Péter Esterházy mit dem Friedenspreis des Deutschen Buchhandels ausgezeichnet
Komödiantischer Unruhestifter

Volles, graues Haar berührt seine Schultern. Den dunklen Anzug trägt er ohne Krawatte, das Gesicht lächelt freundlich. Er könnte Lehrer sein oder Mathematiker oder Schriftsteller. Auf jeden Fall aber muss er Humor haben. Péter Esterházy erfüllt in gewisser Weise jedes dieser Klischees. Am Sonntag wurde der ungarische Autor in der Frankfurter Paulskirche mit dem Friedenspreis des Deutschen Buchhandels ausgezeichnet. Damit steht er in einer Reihe mit Albert Schweitzer, Hermann Hesse, Astrid Lindgren und Václav Havel.

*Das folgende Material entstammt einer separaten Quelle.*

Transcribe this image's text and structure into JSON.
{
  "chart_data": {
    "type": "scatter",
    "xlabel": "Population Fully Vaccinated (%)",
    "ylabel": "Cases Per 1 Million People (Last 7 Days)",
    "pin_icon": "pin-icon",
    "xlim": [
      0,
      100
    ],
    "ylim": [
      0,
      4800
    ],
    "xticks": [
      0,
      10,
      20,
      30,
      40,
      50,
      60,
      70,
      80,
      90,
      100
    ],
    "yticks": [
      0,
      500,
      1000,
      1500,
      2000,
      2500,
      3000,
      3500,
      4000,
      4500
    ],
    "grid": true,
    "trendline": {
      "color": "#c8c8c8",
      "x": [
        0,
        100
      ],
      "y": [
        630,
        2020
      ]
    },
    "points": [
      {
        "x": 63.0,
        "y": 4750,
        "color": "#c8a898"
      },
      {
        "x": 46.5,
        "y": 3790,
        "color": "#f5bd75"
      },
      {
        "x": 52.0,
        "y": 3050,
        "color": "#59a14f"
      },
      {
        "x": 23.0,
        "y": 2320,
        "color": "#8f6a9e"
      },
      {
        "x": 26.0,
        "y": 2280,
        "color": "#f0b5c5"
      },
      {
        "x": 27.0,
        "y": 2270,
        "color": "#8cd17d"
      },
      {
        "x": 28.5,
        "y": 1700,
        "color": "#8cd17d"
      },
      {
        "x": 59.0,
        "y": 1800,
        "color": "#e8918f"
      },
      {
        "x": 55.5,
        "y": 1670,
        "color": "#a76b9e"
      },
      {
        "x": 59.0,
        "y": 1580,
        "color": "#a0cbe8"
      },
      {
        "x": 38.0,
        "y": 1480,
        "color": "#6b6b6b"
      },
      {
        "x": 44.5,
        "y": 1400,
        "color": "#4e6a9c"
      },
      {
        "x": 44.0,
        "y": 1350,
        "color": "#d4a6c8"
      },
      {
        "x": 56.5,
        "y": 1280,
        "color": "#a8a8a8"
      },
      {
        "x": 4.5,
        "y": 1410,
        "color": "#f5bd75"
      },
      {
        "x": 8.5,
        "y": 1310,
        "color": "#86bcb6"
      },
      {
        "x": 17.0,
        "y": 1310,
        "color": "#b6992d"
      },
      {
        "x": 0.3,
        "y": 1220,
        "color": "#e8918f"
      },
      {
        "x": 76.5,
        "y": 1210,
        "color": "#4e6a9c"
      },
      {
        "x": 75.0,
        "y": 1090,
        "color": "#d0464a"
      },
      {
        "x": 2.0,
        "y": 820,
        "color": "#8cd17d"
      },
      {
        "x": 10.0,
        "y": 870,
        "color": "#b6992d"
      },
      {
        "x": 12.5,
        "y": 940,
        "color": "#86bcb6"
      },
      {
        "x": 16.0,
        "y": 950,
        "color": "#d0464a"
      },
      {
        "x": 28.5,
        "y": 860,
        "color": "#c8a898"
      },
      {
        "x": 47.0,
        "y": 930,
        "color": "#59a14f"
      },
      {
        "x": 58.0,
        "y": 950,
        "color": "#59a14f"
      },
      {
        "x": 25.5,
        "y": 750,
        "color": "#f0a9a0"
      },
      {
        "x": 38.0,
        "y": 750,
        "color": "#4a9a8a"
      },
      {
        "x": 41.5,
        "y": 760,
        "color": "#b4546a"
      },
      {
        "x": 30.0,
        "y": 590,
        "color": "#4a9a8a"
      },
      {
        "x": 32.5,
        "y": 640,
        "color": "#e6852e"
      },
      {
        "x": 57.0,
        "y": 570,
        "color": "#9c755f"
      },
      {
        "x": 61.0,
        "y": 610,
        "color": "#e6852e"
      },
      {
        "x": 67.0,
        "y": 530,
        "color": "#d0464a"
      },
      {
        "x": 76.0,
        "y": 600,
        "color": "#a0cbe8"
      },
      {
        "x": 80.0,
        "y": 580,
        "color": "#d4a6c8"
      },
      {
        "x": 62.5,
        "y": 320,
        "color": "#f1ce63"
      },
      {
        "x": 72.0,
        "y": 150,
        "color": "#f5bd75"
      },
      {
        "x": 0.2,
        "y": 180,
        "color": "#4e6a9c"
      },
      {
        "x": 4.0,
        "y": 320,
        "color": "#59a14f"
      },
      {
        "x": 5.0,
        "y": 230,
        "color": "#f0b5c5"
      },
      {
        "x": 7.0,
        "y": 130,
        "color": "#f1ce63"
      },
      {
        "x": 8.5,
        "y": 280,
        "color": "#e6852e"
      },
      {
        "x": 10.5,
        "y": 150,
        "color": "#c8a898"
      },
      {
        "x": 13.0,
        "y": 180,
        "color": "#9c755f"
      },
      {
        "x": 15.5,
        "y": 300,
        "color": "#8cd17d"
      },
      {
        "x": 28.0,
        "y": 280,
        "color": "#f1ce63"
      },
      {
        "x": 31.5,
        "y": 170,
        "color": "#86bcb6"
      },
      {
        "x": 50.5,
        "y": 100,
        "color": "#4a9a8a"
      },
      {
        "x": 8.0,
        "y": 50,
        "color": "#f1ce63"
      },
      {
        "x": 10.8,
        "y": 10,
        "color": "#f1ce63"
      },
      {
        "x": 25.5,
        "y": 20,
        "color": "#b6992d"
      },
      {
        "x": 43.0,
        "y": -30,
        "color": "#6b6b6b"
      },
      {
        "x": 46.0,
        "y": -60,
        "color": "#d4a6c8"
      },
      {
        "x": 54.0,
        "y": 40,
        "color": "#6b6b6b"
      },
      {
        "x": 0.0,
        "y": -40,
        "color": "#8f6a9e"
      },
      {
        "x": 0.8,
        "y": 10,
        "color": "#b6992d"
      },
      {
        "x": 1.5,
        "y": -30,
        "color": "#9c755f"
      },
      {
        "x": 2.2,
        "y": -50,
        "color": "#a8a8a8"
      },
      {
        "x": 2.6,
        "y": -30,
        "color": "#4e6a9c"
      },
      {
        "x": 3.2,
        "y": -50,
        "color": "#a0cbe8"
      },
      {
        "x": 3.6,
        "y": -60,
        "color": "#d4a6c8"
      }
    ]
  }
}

FRANKFURT. Die Verleihung des Friedenspreises ist eine traditionsreiche Veranstaltung. Der Bundespräsident nimmt an einer solchen Feier teil, auch Minister, Diplomaten und hochrangige Vertreter aus Wirtschaft und Gesellschaft.

Reden, die vor einem derart erlauchten Publikum gehalten werden, können Sprengstoff beinhalten. Das war so, als Günter Grass 1997 in seiner Laudatio auf den türkischen Preisträger Yasar Kemal die Kurdenpolitik der Bundesrepublik kritisierte. Oder ein Jahr später bei Martin Walser, der den Begriff "Moralkeule" prägte und eine monatelange Diskussion über den Umgang mit der deutschen Vergangenheit auslöste.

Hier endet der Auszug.